For five minutes by the little traveling-clock, she heard him pacing monotonously up and down—up and down. Then very softly at last she summoned him back to her.
“Father,” she whispered, “I think there’s some one knocking at the outside door.”
“What?” called Edgarton. Incredulously he came back through his daughter’s room and, crossing over to the hall door, yanked it open abruptly on the intruder.
“Why—good afternoon!” grinned Barton above the extravagantly large and languorous bunch of pale lavender orchids that he clutched in his hand.
“Good afternoon!” said Edgarton without enthusiasm.
“Er—orchids!” persisted Barton still grinningly. Across the unfriendly hunch of the older man’s shoulder he caught a disquieting glimpse of a girl’s unduly speculative eyes. In sudden impulsive league with her against this, their apparent common enemy, Age, he thrust the orchids into the older man’s astonished hands.

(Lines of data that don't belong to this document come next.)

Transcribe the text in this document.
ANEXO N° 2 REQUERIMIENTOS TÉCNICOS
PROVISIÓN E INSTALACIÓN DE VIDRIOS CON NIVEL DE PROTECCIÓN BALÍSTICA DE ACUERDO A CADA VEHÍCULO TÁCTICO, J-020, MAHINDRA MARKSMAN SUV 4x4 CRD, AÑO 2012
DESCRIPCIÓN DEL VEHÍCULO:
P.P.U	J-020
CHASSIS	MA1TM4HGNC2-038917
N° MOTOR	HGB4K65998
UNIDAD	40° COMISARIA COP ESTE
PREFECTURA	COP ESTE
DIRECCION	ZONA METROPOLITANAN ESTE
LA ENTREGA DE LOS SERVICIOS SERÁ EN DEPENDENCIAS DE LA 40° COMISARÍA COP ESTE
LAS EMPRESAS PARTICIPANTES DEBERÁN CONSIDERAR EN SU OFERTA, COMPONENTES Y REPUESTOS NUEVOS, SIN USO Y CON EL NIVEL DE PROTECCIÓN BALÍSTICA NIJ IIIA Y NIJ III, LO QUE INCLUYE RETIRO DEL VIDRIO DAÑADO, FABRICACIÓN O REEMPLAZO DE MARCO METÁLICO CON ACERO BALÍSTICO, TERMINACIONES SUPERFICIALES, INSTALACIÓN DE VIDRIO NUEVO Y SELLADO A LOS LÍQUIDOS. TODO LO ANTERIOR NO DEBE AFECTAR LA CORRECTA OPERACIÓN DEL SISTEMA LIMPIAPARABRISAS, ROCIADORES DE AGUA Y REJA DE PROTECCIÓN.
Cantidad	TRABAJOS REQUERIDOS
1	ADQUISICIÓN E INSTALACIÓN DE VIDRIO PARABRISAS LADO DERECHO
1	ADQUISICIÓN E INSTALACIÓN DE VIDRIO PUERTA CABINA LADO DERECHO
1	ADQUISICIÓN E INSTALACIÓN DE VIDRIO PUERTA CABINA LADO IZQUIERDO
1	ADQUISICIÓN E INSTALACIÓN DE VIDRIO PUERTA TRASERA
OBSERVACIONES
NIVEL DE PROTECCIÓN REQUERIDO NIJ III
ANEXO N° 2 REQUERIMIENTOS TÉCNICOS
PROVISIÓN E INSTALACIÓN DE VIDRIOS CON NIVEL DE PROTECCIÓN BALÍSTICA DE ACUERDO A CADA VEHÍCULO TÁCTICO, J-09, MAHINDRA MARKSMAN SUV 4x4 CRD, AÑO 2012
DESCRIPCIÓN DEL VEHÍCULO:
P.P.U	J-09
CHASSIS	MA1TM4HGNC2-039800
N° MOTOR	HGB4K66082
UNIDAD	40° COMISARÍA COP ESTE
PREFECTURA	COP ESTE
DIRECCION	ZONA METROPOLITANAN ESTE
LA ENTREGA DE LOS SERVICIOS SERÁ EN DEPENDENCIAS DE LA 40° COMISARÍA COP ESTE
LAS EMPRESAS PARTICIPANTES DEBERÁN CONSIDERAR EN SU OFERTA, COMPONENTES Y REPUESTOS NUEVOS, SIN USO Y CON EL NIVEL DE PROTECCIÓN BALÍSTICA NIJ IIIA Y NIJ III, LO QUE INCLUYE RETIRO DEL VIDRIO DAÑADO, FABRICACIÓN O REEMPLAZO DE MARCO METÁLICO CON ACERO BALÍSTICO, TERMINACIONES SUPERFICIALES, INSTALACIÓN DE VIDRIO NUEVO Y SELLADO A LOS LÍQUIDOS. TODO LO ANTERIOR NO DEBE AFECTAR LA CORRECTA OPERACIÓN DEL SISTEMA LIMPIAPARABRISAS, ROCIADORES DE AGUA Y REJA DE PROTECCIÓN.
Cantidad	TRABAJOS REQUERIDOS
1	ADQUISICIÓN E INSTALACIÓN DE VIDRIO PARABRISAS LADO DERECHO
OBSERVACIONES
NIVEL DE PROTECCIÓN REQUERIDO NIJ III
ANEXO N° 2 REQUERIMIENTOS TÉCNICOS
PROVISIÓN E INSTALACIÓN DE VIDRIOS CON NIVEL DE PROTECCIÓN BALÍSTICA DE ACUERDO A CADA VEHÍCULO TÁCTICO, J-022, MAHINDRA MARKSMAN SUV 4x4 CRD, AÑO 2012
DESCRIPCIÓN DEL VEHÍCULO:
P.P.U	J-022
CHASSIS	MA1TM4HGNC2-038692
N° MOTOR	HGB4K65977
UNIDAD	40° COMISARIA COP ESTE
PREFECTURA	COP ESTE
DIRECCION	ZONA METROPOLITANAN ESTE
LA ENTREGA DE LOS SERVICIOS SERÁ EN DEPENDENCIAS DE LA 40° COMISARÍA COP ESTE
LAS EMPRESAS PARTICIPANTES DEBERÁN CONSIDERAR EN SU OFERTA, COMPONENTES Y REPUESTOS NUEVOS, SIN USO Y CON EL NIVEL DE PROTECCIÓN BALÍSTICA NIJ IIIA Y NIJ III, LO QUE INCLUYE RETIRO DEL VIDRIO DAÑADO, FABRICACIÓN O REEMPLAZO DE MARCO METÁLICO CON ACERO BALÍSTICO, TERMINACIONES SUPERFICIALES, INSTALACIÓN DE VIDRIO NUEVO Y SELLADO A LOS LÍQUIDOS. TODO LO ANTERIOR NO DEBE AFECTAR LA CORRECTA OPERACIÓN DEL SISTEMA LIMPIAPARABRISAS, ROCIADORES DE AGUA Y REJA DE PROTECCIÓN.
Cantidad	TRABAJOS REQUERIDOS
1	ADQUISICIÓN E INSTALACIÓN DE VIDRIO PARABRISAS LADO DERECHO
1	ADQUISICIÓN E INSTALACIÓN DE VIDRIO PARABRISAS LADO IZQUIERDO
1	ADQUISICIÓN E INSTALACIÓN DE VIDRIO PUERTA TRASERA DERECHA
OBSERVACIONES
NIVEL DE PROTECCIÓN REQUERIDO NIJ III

“For me?” questioned Edgarton icily.
“Why, yes—certainly!” beamed Barton. “Orchids, you know! Hothouse orchids!” he explained painstakingly.
“So I—judged,” admitted Edgarton. With extreme distaste he began to untie the soft flimsy lavender ribbon that encompassed them. “In their native state, you know,” he confided, “one very seldom finds them growing with—sashes on them.” From her nest of cushions across the room little Eve Edgarton loomed up suddenly into definite prominence.
“What did you bring me, Mr. Barton?” she asked.
“Why, Eve!” cried her father. “Why, Eve, you astonish me! Why, I’m surprised at you! Why—what do you mean?”
The girl sagged back into her cushions. “Oh, Father,” she faltered, “don’t you know—anything? That was just ‘small talk.’”
With perfunctory courtesy Edgarton turned to young Barton. “Pray be seated,” he said; “take—take a chair.”
It was the chair closest to little Eve Edgarton that Barton took. “How do you do, Miss Edgarton?” he ventured.
“How do you do, Mr. Barton?” said little Eve Edgarton.
From the splashy wash-stand somewhere beyond them, they heard Edgarton fussing with the orchids and mumbling vague Latin imprecations—or endearments—over them. A trifle surreptitiously Barton smiled at Eve. A trifle surreptitiously Eve smiled back at Barton.
In this perfectly amiable exchange of smiles the girl reached up suddenly to the sides of her head. “Is my—is my bandage on straight?” she asked worriedly.
“Why, no,” admitted Barton; “it ought not to be, ought it?”
Again for no special reason whatsoever they both smiled.
“Oh, I say,” stammered Barton. “How you can dance!”
Across the girl’s olive cheeks her heavy eyelashes shadowed down like a fringe of black ferns. “Yes—how I can dance,” she murmured almost inaudibly.
“Why didn’t you let anybody know?” demanded Barton.